From the Power Plant to your Hair Dryer – The Basics of Residential House Wiring

A modern convenience often taken for granted, electric power, can be found everywhere. To route electricity from the power station to your wall outlet requires many steps. Residential house wiring includes a variety of wiring and control devices to ensure safe and reliable service.

Generation

Electric power is produced by a generator. In a power plant, massive generators turn using turbines, which themselves rotate by steam or by flowing water. A hydroelectric dam uses falling water to turn a turbine, while a coal or nuclear plant boils water.

The steam it produces feeds in through a turbine. The generated power is therefore stepped up in voltage with a transformer and transmitted through the electric grid. A second transformer used near the home reduces the voltage back down to a normal household level, typically 120V.

Service Wiring

Service conductors connect the service transformer to the electrical metering cabinet. This device measures the home’s power usage and ensures fair billing from the utility company. After the metering cabinet, service conductors feed into the home panel’s main breaker. Furthermore, everything up to and including the main breaker is considered part of the service wiring and should not be modified by the homeowner.

The size of the main breaker and the service conductors are determined by the total expected load of the home and therefore based on the square footage and any large electric appliances. A typical home might have a 100A or 110A main breaker.

Distribution Panel

Electricity in the home is distributed by means of branch circuits. Furthermore, each branch circuit is supplied via a circuit breaker sized per the expected load on the circuit. A typical lighting and receptacle circuit will be rated at 15A. Because of their size, larger loads like ovens, clothes dryers, and air conditioning units are given dedicated circuit breakers.
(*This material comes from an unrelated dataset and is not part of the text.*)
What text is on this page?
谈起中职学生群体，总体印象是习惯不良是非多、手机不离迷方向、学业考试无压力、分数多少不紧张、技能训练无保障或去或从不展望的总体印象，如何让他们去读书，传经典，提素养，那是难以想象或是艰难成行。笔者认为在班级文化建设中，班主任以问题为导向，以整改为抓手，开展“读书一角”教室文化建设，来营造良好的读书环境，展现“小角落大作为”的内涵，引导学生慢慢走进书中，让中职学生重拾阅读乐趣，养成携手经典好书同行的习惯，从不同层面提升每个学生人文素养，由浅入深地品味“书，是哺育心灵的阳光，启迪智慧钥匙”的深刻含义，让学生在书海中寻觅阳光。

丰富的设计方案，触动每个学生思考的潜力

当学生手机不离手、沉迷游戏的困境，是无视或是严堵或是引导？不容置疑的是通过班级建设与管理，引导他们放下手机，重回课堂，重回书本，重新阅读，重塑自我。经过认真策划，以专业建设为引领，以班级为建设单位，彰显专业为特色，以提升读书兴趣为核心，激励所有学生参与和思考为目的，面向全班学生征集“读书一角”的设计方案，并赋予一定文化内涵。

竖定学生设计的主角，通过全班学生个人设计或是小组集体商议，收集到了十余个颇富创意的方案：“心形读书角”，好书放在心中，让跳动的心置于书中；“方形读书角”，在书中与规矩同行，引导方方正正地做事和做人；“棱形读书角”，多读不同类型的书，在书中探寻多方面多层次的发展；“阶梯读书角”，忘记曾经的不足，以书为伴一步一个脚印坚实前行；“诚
A typical home can have dozens of 15A circuits, and several 20A, 30A, or even 50A circuits. Yet the total of all these breakers is much more than the size of the main breaker. However, this is intentional. It’s highly unlikely that every circuit will be fully loaded at any one time, so a demand factor is taken into account to keep the main breaker at a reasonable size.

Residential House Wiring

A wood-framed home will typically use solid copper non-metallic sheathed cable for the majority of wiring applications. Solid conductors are easy to terminate and cheaper than equivalent stranded wire. The AWG size of the wire is determined by the expected load on the circuit and by the size of the breaker protecting it. You should never connect a wire to a breaker that is too large to protect it, as an overloaded wire can easily catch fire.

Arc-Fault and Ground-Fault Protection

Ground fault protected circuits are required for outdoor receptacles and in specific locations where there may be water or moisture present. Available as breakers or as receptacles, GFI protection will detect if any current is leaking to the electrical ground. This indication of a fault may not be detected by a standard breaker.

An arc-fault circuit interrupter (a requirement in most residential outlets) detects small arcing faults. These sometimes occur in damaged cords or faulty electrical equipment. In addition, it ignores normal operational arcs, such as when a switch is flipped on. Also available as a breaker or as a receptacle, these devices reduce the chance of electrical fires. A leading cause of residential fires in North America includes faulty outlets and plugs.

Understanding the basics of residential house wiring remains vital to a safe and reliable electrical installation. Hence, knowledge remains power in the most literal interpretation.